You can also create the file manually.

Create a configuration file ~/.sch.conf that looks like:

[hc]
healthchecks_api_url = https://hc.example.com/api/v1/
healthchecks_api_key = xxmysecretkeyxx

And fill in the API URL and the key obtained from the Healthchecks project settings block labeled "API Access".

Optionally, specify the log level in the configuration file:

[sch]
loglevel = DEBUG

Possible values for loglevel are explained here. The default log level is ERROR.

Monitoring cron jobs

Just decorate your existing cron tabs by specifying the alternative sch:

SHELL=/usr/local/bin/sch

This line should be above the cron lines you want to have monitored by Healthchecks.

Only jobs with the environment variable JOB_ID, ie:

*/5 * * * * root JOB_ID=some_id /path/to/some_command

The value of JOB_ID should be unique for the host.

The combination of the JOB_ID environment variable and the sch shell is enough to have the job checked in Healthchecks.

At each run of the job, sch will take care that the schedule, description and other metadata is synchronized whenever there's a change in the cron job. Just makes sure to not change the JOB_ID (or it will create a new check).
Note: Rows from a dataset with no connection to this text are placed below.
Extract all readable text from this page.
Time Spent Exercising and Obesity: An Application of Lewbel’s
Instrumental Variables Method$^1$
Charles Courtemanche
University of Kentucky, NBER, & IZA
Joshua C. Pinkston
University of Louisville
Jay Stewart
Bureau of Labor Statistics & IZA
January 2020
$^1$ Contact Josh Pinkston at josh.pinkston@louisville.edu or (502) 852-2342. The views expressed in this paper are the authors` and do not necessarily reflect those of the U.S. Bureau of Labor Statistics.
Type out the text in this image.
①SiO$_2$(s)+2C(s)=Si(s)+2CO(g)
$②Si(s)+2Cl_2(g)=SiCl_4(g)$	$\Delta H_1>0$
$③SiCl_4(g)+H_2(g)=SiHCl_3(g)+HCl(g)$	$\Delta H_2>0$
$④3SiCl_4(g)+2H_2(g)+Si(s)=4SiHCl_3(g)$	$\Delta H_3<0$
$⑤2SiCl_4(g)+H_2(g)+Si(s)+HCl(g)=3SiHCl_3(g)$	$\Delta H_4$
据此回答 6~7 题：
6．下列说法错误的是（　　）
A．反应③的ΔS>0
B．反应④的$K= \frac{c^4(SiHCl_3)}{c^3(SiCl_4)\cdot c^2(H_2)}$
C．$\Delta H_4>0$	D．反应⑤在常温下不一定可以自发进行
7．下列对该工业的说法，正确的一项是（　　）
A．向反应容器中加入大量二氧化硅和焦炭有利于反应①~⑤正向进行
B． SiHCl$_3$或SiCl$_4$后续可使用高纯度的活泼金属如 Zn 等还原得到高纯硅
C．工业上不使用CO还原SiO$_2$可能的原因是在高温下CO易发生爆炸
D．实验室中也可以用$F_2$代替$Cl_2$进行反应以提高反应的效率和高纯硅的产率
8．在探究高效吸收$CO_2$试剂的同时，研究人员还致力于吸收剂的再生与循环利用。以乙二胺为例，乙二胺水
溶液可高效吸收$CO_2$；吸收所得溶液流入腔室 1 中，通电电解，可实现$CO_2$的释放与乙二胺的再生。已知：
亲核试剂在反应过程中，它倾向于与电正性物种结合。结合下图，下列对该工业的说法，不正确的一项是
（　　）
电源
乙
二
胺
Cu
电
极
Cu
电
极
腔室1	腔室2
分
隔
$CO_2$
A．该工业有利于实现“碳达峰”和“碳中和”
Per job configurable options

Just like the JOB_ID environment described in the previous paragraph. There are other job specific environment variables that can be used to configure the behavior of the cron job or the associated Healthchecks check. These are described in the table below:

Environment variable Example value Description Associated Healthchecks check setting
JOB_ID* backup Required for sch to interact with the Healthchecks API check name, tags
JOB_TAGS foo,bar Specify tag names separated by a comma tags
JOB_GRACE 5m Grace time specified in seconds or use the time interval format described below. The grace time will be set to 1.2 times the execution time + JOB_RNDWAIT + 30 seconds. As per the Healthchecks API, the minimal grace time is 1 minute and the maximum grace time is 30 days. grace time
JOB_RNDWAIT 1m Max. wait time in seconds or use the time interval format described below. Use this setting to introduce a random delay. sch will wait a random time between 0 and JOB_RNDWAIT before executing the job's command. grace time

Interval format

If no suffixes are used, seconds are assumed. You can make use of the following suffixes to specify an interval:

Suffix Interval
s seconds
m minutes
h hours
D days
W weeks
M months
Y years

Although days and weeks are accepted, you might want to limit the interval to several minutes ;-)

Examples:

Interval Duration
5m 300 seconds
120 120 seconds
1h30m 5400 seconds

Other meta data

  • the cron lines' comment is used for the description of the check. The comment line just above a cron line or the inline comment is used
  • $USER: the current user running the cron command is used to create a tag named user=$USER

Some example cron jobs

An example of a cron file that touches most of the functionality would look like:

SHELL=/usr/local/bin/sch
# if this check fails, the host is probably offline
* * * * * root JOB_ID=true /bin/true

Although above cron job is useful, a more advanced configuration could look like:

SHELL=/usr/loca/bin/sch
# super important backup, if this one fails: fix with top priority!
10 8-20/2 * * mon-fri  backup  JOB_ID=db-backups JOB_TAGS=db,backup,my_project JOB_RNDWAIT=2m JOB_GRACE=5m /usr/local/bin/run-db-backups

Resulting in the following check: screenshot of a more advanced check

screenshot of a more advanced check with description

Job execution

sch takes over the role of the shell. Jobs not containing the JOB_ID environment variable are directly executed with os.system. For sch managed jobs:

  • sch will start with pinging /start endpoint of the check
  • os.system executes the command
  • depending on the exit code, it will ping for success or ping the /fail end point on failure

References

Notes

fully qualified domain name

sch uses the FQDN to identify the hosts it's running on. You can check the FQDN with:

$ hostname --fqdn
host.example.com

However, on some systems that don't know the domain part, it just returns the (short) hostname instead:

$ hostname --fqdn
host

If this is the case, you can fix that by editing the /etc/hosts file so look like this:

127.0.0.1	localhost
127.0.1.1	host.example.com host

Afterwards, hostname --fqdn should return the FQDN. Beware that sch will create new checks when the FQDN changes.